The 666 Rule is surely catchier, or meme-ier, than the Little League Coach Rule. It’s unapologetically shallow, a little bit crude and a pretty funny straight-woman rejoinder to hetero dudes still hung up on cup size or the blonde/brunette distinction. (No wonder the incel crowd takes offense at it.) Probably no one follows it in earnest, and, according to some weirdos who have crunched the numbers, a woman trying to is likely to be lonely: An eligible man who hits all three sixes is notably rare. Then, of course, a man who does fit the bill may additionally be a toxic, unfaithful, boring piece of shit. Whoops!

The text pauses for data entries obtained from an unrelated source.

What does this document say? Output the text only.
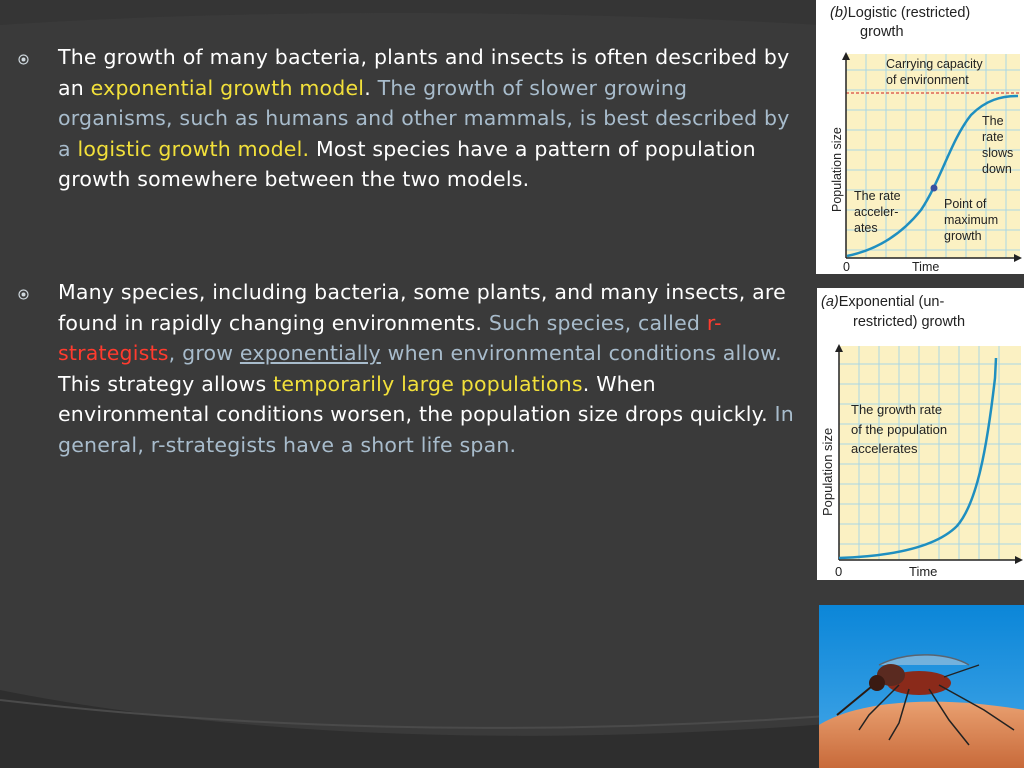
The growth of many bacteria, plants and insects is often described by an exponential growth model. The growth of slower growing organisms, such as humans and other mammals, is best described by a logistic growth model. Most species have a pattern of population growth somewhere between the two models.
Many species, including bacteria, some plants, and many insects, are found in rapidly changing environments. Such species, called r-strategists, grow exponentially when environmental conditions allow. This strategy allows temporarily large populations. When environmental conditions worsen, the population size drops quickly. In general, r-strategists have a short life span.
(b)Logistic (restricted)
growth
Carrying capacity
of environment
The
rate
slows
down
The rate
acceler-
ates
Point of
maximum
growth
Population size
Time
0
(a)Exponential (un-
restricted) growth
The growth rate
of the population
accelerates
Population size
Time
0
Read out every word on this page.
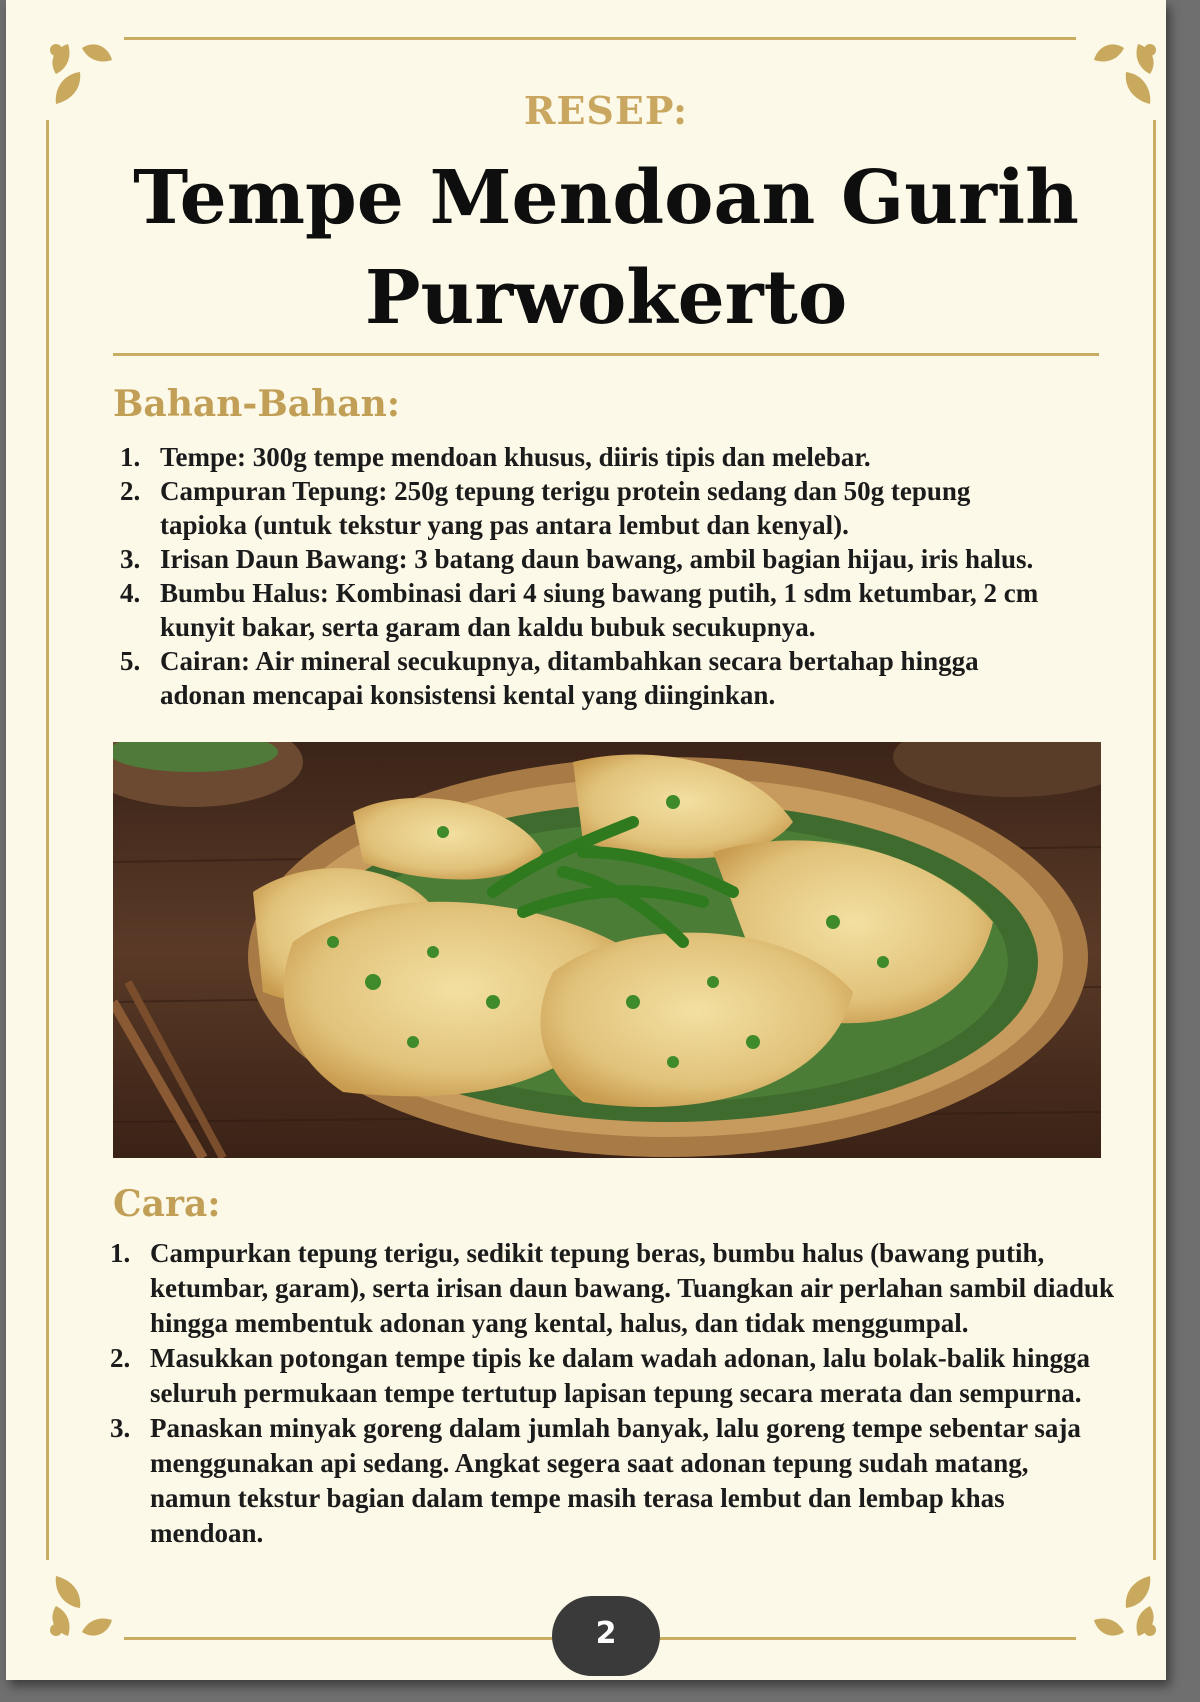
RESEP:
Tempe Mendoan Gurih
Purwokerto
Bahan-Bahan:
1. Tempe: 300g tempe mendoan khusus, diiris tipis dan melebar.
2. Campuran Tepung: 250g tepung terigu protein sedang dan 50g tepung
tapioka (untuk tekstur yang pas antara lembut dan kenyal).
3. Irisan Daun Bawang: 3 batang daun bawang, ambil bagian hijau, iris halus.
4. Bumbu Halus: Kombinasi dari 4 siung bawang putih, 1 sdm ketumbar, 2 cm
kunyit bakar, serta garam dan kaldu bubuk secukupnya.
5. Cairan: Air mineral secukupnya, ditambahkan secara bertahap hingga
adonan mencapai konsistensi kental yang diinginkan.
Cara:
1. Campurkan tepung terigu, sedikit tepung beras, bumbu halus (bawang putih,
ketumbar, garam), serta irisan daun bawang. Tuangkan air perlahan sambil diaduk
hingga membentuk adonan yang kental, halus, dan tidak menggumpal.
2. Masukkan potongan tempe tipis ke dalam wadah adonan, lalu bolak-balik hingga
seluruh permukaan tempe tertutup lapisan tepung secara merata dan sempurna.
3. Panaskan minyak goreng dalam jumlah banyak, lalu goreng tempe sebentar saja
menggunakan api sedang. Angkat segera saat adonan tepung sudah matang,
namun tekstur bagian dalam tempe masih terasa lembut dan lembap khas
mendoan.
2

The trouble is, you can never quite tell how serious a tweet is. As a joke, the 666 Rule is pointed and smart: All men are trash, so you may as well find one that meets the desired physical and financial dimensions. As a supposed life hack, however — the kind that gets ingrained, mantra-like, through viral repetition in social media spaces — it runs the risk of becoming accepted wisdom, when it’s clearly not practical as advice.

Dating isn’t a sequence of job interviews where you have a checklist of qualifications to run through. Neither is it a quest in which you compare real humans to a spreadsheet version of your ideal companion until you get a perfect fit. Love, as I’ve known it, is always going to be messier than that, and it tends to blossom outside expectations.

Though maybe we are just talking “dating,” a less serious proposition than lifelong commitment, in which case a tall, well-paid guy with a half-foot dong is a solid option (at least on paper). It’s up to you! That’s the whole conceit. You don’t need to borrow someone else’s standards because they’re clever or memorable, and the countless fluff listicles explaining whether a person is right or wrong for you can cloud your inner truth on this question. The world isn’t going to decide this stuff — you are. If a 6-inch cock, 6-foot height and six-figure salary are what’ll make you happy, chase that dream. But I’d humbly submit, in the immortal words of Meat Loaf, that “two out of three ain’t bad.”